At BC Hydro, one of Local 258 IBEW’s major employers, protection from the harmful effects of asbestos exposure remains a high priority when it comes to safety in the workplace.
“BC Hydro’s Asbestos Management Program provides our workers with the training, procedures and protective equipment they need to be safe on the job. The program also looks at controlling identified asbestos-containing materials,” said Lisa Seppala, Director, Safety Strategy & Compliance, BC Hydro.
“We take asbestos exposure seriously. When an exposure incident occurs, we investigate the cause to prevent reoccurrence, and report it to WorkSafeBC. Should current or former workers develop an asbestos-related disease, we have an internal team who can provide support with the WSBC claims process.”
In an effort to document worker exposure to asbestos or other harmful agents, BC’s Workers Compensation Board has developed a registry where exposures can be documented. If you, or someone you know, has been exposed to asbestos in the workplace, you may want to register with the Workers Compensation Board.
The forms are available on-line at: http://www.worksafebc.com/forms/assets/PDF/41M1.pdf.
What is mesothelioma?
Mesothelioma is a cancerous tumour that starts in the cells of the mesothelium, a membrane that covers and protects major organs such as the lungs and heart, and the peritoneal cavity, where the liver, stomach and intestines are located.

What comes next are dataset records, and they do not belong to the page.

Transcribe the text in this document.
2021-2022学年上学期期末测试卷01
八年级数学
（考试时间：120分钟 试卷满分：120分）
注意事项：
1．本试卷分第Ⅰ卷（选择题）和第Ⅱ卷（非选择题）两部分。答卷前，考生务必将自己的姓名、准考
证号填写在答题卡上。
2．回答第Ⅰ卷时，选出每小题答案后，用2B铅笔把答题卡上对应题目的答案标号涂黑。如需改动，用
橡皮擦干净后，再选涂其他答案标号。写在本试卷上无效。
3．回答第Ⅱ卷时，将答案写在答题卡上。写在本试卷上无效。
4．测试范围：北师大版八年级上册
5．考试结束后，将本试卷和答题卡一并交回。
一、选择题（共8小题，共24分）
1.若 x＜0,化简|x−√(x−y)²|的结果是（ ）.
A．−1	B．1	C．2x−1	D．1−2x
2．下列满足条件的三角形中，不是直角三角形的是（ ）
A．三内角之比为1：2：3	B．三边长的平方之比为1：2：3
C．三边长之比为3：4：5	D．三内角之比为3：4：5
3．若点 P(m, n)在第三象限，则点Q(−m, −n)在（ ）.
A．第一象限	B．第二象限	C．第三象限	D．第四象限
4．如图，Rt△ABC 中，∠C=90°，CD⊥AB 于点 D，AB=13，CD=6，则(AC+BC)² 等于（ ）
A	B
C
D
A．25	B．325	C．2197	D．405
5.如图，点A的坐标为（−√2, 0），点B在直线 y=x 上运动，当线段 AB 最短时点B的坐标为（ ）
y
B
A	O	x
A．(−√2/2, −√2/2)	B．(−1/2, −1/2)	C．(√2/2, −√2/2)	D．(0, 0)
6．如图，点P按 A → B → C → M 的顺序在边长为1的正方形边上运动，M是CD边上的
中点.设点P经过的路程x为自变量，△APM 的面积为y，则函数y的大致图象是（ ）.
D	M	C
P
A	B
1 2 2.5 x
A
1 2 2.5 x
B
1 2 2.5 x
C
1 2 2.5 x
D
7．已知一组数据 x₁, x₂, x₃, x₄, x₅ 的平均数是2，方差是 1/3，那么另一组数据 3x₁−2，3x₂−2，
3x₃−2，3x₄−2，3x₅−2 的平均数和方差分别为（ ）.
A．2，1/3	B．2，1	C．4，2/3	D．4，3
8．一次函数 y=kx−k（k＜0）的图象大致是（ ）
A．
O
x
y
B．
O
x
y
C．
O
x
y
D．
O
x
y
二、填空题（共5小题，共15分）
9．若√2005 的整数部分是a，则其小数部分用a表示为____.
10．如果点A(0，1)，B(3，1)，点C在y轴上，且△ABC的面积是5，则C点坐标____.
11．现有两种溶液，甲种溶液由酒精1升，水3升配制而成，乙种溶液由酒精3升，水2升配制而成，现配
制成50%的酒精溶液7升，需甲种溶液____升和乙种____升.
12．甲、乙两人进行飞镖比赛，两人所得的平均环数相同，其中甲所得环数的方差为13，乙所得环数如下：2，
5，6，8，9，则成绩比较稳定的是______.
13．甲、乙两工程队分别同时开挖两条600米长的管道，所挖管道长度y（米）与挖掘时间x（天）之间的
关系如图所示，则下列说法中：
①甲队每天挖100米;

Exposure to asbestos is the primary cause and risk factor for developing mesothelioma.
If you worked at a jobsite where asbestos or asbestos containing products were used, you may be at risk to develop mesothelioma.
In British Columbia, the Workers Compensation Board recognizes mesothelioma as a compensable occupational disease if the worker has been exposed to airborne asbestos dust in the workplace.
Other asbestos-related occupational diseases include lung cancer; diffuse pleural thickening or fibrosis; asbestosis; benign pleural effusion; larynx or pharynx cancer; gastrointestinal cancer.